アル・ケッチァーノのオーナーシェフ奥田政行氏が語る、食材・調理法への科学的アプローチは「思考→異分野共創→データ化→舌へのフィードバック」
料理やキッチン、食の未来について語り合い、世界的なイノベーションへと展開することを目的に、2015年より米国でスタートした「Smart Kitchen Summit」。日本での開催は2017年8月に次いで2回目となり、フードテック企業やキッチンメーカー、料理家など食に関するプレーヤーはもちろん、起業家、投資家、デザイナー、そしてビジネスクリエイターなど、様々な分野から多くのプロフェッショナルが集まり、2日間に渡って熱気あふれるイベントとなった。
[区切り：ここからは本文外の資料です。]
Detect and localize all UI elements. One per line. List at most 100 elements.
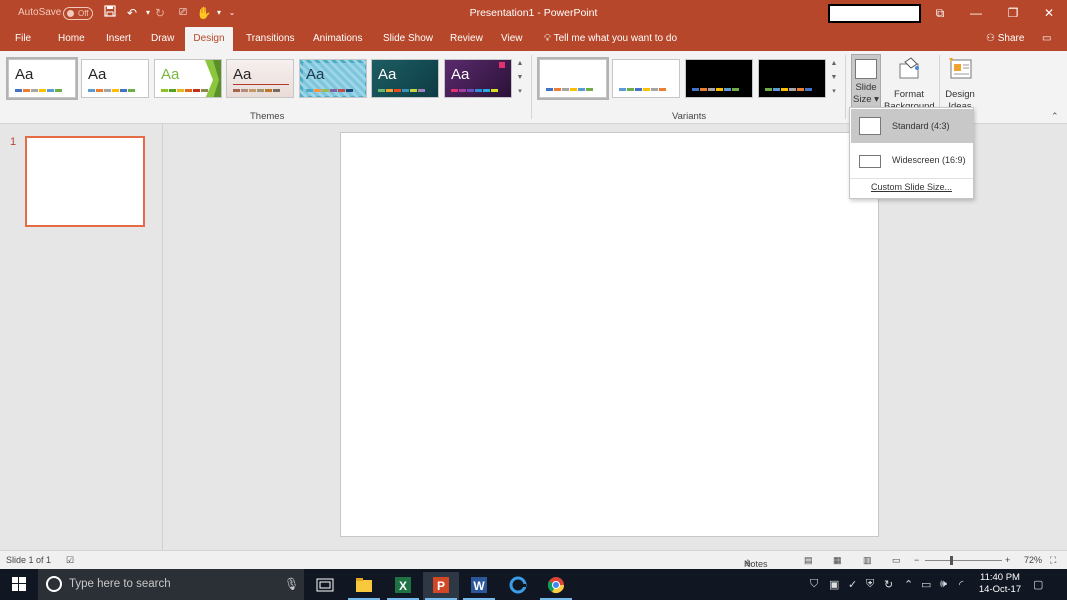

中でも注目を集めたセッションが、「サイエンス視点で見る料理の楽しさ:食の科学とスマートキッチンの出会い」をテーマにした、「アル・ケッチァーノ」オーナーシェフの奥田政行氏と、宮城大学食産業学群 教授の石川真一氏という異色の組み合わせによる講演である。
まず登壇したのは、山形県鶴岡市の人気イタリアンレストラン「アル・ケッチァーノ」のオーナーシェフである奥田政行氏。『「だし」でつながる世界のUMAMI』と題して講演を行なった。奥田氏は世界的な料理コンテストでも多数入賞するなど、日本で最も成功しているシェフの一人だ。独自の料理理論や地域の食文化を盛り込んだ著書『食べもの時鑑』がグルマン世界料理本大賞を受賞するなど、食材や調理法に関する徹底した研究でもよく知られている。
奥田氏は自身の成功の秘訣として「一人ひとりの容貌や好みなどに合わせた味付けをしたこと」をあげ、「髪や目の色、体格などで好みの味付けがだいたいわかる。おそらくデータ化すれば、一定の傾向が見えるのではないか」と語る。
そうした奥田氏の食材や調理法に対する科学的なアプローチ法は、雪国山形で育まれた。雪に閉ざされる中、キッチンにこもって食材や調理法に向き合う「思考の時間」。その思考をもとに、飲食業界の中では出会えない“異業種”の科学者や研究者との出会いがあり、データ化による新たな気付きが生まれ、それらを再び「舌の上」で検証するうちに体系化されてきたというわけだ。